I corrected the longitude by using the longitudinal difference at the southern most latitude (blue horizontal line).
I determined the latitudinal range using the Pythagorean theorem to solve for the vertical distance, knowing the distance between the northern most longitudinal bounds, and the central southernmost point (blue triangle).
def centerMap(lats,lons,scale):
#Assumes -90 < Lat < 90 and -180 < Lon < 180, and
# latitude and logitude are in decimal degrees
earthRadius = 6378100.0 #earth's radius in meters
northLat = max(lats)
southLat = min(lats)
westLon = max(lons)
eastLon = min(lons)
# average between max and min longitude
lon0 = ((westLon-eastLon)/2.0)+eastLon
# a = the height of the map
b = sd.spheredist(northLat,westLon,northLat,eastLon)*earthRadius/2
c = sd.spheredist(northLat,westLon,southLat,lon0)*earthRadius
# use pythagorean theorom to determine height of plot
mapH = pow(pow(c,2)-pow(b,2),1./2)
arcCenter = (mapH/2)/earthRadius
lat0 = sd.secondlat(southLat,arcCenter)
# distance between max E and W longitude at most souther latitude
mapW = sd.spheredist(southLat,westLon,southLat,eastLon)*earthRadius
return lat0,lon0,mapW*scale,mapH*scale
lat0center,lon0center,mapWidth,mapHeight = centerMap(dataLat,dataLon,1.1)

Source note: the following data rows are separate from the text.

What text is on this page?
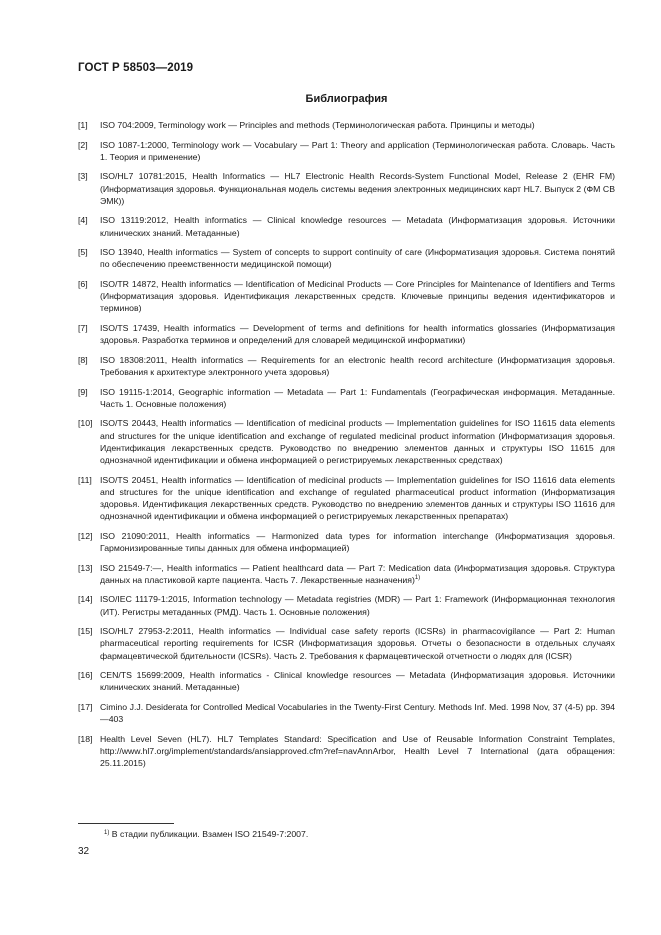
ГОСТ Р 58503—2019
Библиография
[1]	ISO 704:2009, Terminology work — Principles and methods (Терминологическая работа. Принципы и методы)
[2]	ISO 1087-1:2000, Terminology work — Vocabulary — Part 1: Theory and application (Терминологическая работа. Словарь. Часть 1. Теория и применение)
[3]	ISO/HL7 10781:2015, Health Informatics — HL7 Electronic Health Records-System Functional Model, Release 2 (EHR FM) (Информатизация здоровья. Функциональная модель системы ведения электронных медицинских карт HL7. Выпуск 2 (ФМ СВ ЭМК))
[4]	ISO 13119:2012, Health informatics — Clinical knowledge resources — Metadata (Информатизация здоровья. Источники клинических знаний. Метаданные)
[5]	ISO 13940, Health informatics — System of concepts to support continuity of care (Информатизация здоровья. Система понятий по обеспечению преемственности медицинской помощи)
[6]	ISO/TR 14872, Health informatics — Identification of Medicinal Products — Core Principles for Maintenance of Identifiers and Terms (Информатизация здоровья. Идентификация лекарственных средств. Ключевые принципы ведения идентификаторов и терминов)
[7]	ISO/TS 17439, Health informatics — Development of terms and definitions for health informatics glossaries (Информатизация здоровья. Разработка терминов и определений для словарей медицинской информатики)
[8]	ISO 18308:2011, Health informatics — Requirements for an electronic health record architecture (Информатизация здоровья. Требования к архитектуре электронного учета здоровья)
[9]	ISO 19115-1:2014, Geographic information — Metadata — Part 1: Fundamentals (Географическая информация. Метаданные. Часть 1. Основные положения)
[10] ISO/TS 20443, Health informatics — Identification of medicinal products — Implementation guidelines for ISO 11615 data elements and structures for the unique identification and exchange of regulated medicinal product information (Информатизация здоровья. Идентификация лекарственных средств. Руководство по внедрению элементов данных и структуры ISO 11615 для однозначной идентификации и обмена информацией о регистрируемых лекарственных средствах)
[11] ISO/TS 20451, Health informatics — Identification of medicinal products — Implementation guidelines for ISO 11616 data elements and structures for the unique identification and exchange of regulated pharmaceutical product information (Информатизация здоровья. Идентификация лекарственных средств. Руководство по внедрению элементов данных и структуры ISO 11616 для однозначной идентификации и обмена информацией о регистрируемых лекарственных препаратах)
[12] ISO 21090:2011, Health informatics — Harmonized data types for information interchange (Информатизация здоровья. Гармонизированные типы данных для обмена информацией)
[13] ISO 21549-7:—, Health informatics — Patient healthcard data — Part 7: Medication data (Информатизация здоровья. Структура данных на пластиковой карте пациента. Часть 7. Лекарственные назначения)$^{1)}$
[14] ISO/IEC 11179-1:2015, Information technology — Metadata registries (MDR) — Part 1: Framework (Информационная технология (ИТ). Регистры метаданных (РМД). Часть 1. Основные положения)
[15] ISO/HL7 27953-2:2011, Health informatics — Individual case safety reports (ICSRs) in pharmacovigilance — Part 2: Human pharmaceutical reporting requirements for ICSR (Информатизация здоровья. Отчеты о безопасности в отдельных случаях фармацевтической бдительности (ICSRs). Часть 2. Требования к фармацевтической отчетности о людях для (ICSR)
[16] CEN/TS 15699:2009, Health informatics - Clinical knowledge resources — Metadata (Информатизация здоровья. Источники клинических знаний. Метаданные)
[17] Cimino J.J. Desiderata for Controlled Medical Vocabularies in the Twenty-First Century. Methods Inf. Med. 1998 Nov, 37 (4-5) pp. 394—403
[18] Health Level Seven (HL7). HL7 Templates Standard: Specification and Use of Reusable Information Constraint Templates, http://www.hl7.org/implement/standards/ansiapproved.cfm?ref=navAnnArbor, Health Level 7 International (дата обращения: 25.11.2015)
$^{1)}$ В стадии публикации. Взамен ISO 21549-7:2007.
32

The lat0 (or latitudinal center) in this case is therefore the point half-way up the height of this triangle, which I solved using John Cooks method, but for solving for an unknown coordinate while knowing the first coordinate (the median longitude at the southern boundary) and the arc length (half that of the total height).
def secondlat(lat1, arc):
degrees_to_radians = math.pi/180.0
lat2 = (arc-((90-lat1)*degrees_to_radians))*(1./degrees_to_radians)+90
return lat2
Update:
The above function, as well as the distance between two coordinates can be achieved with higher accuracy using the pyproj Geod class methods geod.fwd() and geod.inv(). I found this in Erik Westra's Python for Geospatial Development, which is an excellent resource.
Update:
I have now verified that this also works for Lambert Conformal Conic (lcc) projections.